Crowdfunding and Income Taxes in Canada
Last update: September 21, 2016
What are the fiscal consequences of a crowdfunding campaign in Canada? In the absence of specific rules, here are a few answers that will help you see more clearly when the time comes to complete your income tax returns following a campaign.
In Canada, the tax aspects of crowdfunding are determined on a case-by-case basis. “The Income Tax Act […] does not provide any specific rule applying to crowdfunding arrangements,” confirms the Canada Revenue Agency, for which “the tax treatment of crowdfunding arrangements depends on the agreements reached between taxpayers.”
The situation is the same in Québec. In an application for interpretation of the tax treatment of crowdfunding (reference number 13-019260-001), Revenu Québec stipulates namely that [translation] “the resulting tax consequences [of a contribution] cannot be established without an extensive analysis of the terms and conditions specific to each crowdfunding arrangement.”
General comments on the taxation of crowdfunding may nevertheless be issued on the basis of certain documents published in the last few years.
Income Generated by a Crowdfunding Campaign
In its document #2015-0579031I7 on crowdfunding, the CRA upholds that “where funds are received by a taxpayer as a result of a crowdfunding arrangement for the development of a new product and that taxpayer carries on a business or profession, the CRA generally considers such funds to be taxable income (i.e., income from a source) unless it can be shown that the crowdfunding arrangement otherwise clearly represents a loan, capital contribution or other form of equity.”
In other words, a contribution made to a crowdfunding campaign must be considered as taxable business income, except in the case of loan-based or equity crowdfunding.
In Québec, Revenu Québec also deems that reward-based crowdfunding must be considered as taxable business income.
The issue is less clear when it comes to donation-based crowdfunding, where no gift is handed in exchange of a contribution and where the benefactor is not a charitable organization. The CRA’s interpretations do not specifically mention this situation, but in a section of the Income Tax Folio dealing with gifts, the CRA does point out that in the case of a crowdfunding campaign without any form of equity, “the amounts received by the business would be included in its income.”
As for donations collected by charitable organizations, they are not to be considered as taxable income.
Eligibility for the Canadian Film or Video Production Tax Credit
The CRA has yet to publish an official position or guideline with respect to the interplay between crowdfunding and labour-based refundable tax credits. Their statement on crowdfunding monies may mean that project owners seeking tax credit support for their projects should report any crowdfunding income as they would report other forms of business income.
Under this interpretation, there should be no implications regarding eligibility for production tax credits if you have raised funds through crowdfunding.
Crowdfunding Campaign Expenses
If the funds raised (gifts and other voluntary payments) through a crowdfunding campaign are generally taxable, the expenses incurred during the campaign are therefore tax deductible.

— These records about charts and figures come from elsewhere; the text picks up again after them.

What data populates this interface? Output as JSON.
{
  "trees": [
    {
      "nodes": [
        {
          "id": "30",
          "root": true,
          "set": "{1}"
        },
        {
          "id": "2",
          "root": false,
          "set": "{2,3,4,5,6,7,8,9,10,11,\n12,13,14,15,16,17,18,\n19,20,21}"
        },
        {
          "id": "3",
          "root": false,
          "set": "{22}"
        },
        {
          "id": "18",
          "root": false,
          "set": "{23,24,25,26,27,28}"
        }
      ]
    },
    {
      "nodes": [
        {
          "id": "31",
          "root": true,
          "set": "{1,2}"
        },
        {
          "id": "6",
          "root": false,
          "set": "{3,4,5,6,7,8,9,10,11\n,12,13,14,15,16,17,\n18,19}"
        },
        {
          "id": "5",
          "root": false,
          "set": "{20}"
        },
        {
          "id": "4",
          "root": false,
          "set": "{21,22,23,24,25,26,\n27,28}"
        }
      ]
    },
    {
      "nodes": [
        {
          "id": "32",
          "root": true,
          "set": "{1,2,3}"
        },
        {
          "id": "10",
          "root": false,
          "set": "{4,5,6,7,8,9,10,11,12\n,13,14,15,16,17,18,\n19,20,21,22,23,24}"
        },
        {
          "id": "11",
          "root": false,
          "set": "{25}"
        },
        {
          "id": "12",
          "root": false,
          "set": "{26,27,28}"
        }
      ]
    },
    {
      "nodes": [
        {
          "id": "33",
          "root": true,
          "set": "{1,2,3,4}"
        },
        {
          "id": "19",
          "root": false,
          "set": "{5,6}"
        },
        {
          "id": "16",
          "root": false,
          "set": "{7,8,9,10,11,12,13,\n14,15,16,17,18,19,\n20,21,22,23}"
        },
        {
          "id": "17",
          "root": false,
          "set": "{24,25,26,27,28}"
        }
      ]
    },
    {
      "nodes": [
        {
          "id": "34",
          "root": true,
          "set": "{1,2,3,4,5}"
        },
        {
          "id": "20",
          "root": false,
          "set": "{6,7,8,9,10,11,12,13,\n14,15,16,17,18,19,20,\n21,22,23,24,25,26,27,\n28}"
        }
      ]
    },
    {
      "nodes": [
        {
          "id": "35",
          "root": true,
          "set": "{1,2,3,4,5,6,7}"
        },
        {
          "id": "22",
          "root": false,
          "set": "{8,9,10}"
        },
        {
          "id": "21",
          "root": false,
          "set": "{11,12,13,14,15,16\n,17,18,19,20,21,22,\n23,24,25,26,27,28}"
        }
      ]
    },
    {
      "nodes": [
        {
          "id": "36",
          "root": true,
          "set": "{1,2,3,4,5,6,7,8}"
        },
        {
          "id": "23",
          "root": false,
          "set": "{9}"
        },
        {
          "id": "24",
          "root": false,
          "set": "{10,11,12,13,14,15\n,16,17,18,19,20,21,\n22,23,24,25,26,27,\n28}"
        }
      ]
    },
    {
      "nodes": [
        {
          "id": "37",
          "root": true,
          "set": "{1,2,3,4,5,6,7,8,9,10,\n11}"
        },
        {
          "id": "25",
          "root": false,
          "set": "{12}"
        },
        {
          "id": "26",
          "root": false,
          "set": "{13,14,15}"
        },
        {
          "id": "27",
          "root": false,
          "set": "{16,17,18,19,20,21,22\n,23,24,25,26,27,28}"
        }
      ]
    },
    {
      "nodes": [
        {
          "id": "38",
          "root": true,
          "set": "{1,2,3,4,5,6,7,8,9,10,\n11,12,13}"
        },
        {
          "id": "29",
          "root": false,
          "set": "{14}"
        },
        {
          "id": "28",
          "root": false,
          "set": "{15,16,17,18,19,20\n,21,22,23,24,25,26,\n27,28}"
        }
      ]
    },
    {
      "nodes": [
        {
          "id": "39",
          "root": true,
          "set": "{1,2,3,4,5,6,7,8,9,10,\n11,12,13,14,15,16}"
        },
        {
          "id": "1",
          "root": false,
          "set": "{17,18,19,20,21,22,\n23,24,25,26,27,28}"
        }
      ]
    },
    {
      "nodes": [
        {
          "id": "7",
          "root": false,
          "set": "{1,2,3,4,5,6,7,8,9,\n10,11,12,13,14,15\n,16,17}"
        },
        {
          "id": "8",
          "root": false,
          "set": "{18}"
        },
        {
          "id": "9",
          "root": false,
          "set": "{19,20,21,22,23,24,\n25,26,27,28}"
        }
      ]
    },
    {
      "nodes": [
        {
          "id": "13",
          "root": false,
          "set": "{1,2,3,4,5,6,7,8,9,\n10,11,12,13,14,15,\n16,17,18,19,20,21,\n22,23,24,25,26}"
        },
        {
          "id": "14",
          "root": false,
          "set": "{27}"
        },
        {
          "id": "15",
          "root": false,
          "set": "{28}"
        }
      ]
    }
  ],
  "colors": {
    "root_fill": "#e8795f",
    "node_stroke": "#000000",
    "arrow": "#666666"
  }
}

“Of course, any reasonable costs incurred by the taxpayer that are related to such a crowdfunding arrangement would likely be deductible in computing that income,” points out the CRA in its document # 2015-0579031I7.
Taxable income and deductible expenses could therefore have tax impacts that cancel each other out in the case of creators seeking to finance a project though a crowdfunding campaign.
GST/HST (or GST/QST in Québec) and Crowdfunding
Are creators obliged to collect and remit sales taxes on the money they collect through a crowdfunding campaign? In the absence of a specific policy in this regard, uncertainty surrounds the question of applying the GST/HST (GST/QST in Québec).
However, it seems that a creator who is not considered as a “small supplier” (simply stated, someone whose annual sales do not exceed $30,000 ) could be required to collect the GST/HST (or GST/QST) on taxable goods or services remitted though a crowdfunding campaign.
Each case must be analyzed individually but a musician who remitted a copy of his album in exchange of funding through a platform such as Indiegogo could therefore be required to remit the sales taxes applicable to the album (directly from the funds collected) seeing as online platforms do not directly collect the GST/HST (or GST/QST).
In all cases, whether in terms of income taxes or sales taxes, creators who finance a project through a crowdfunding campaign should consult a tax advisor for guidance on the correct way to proceed.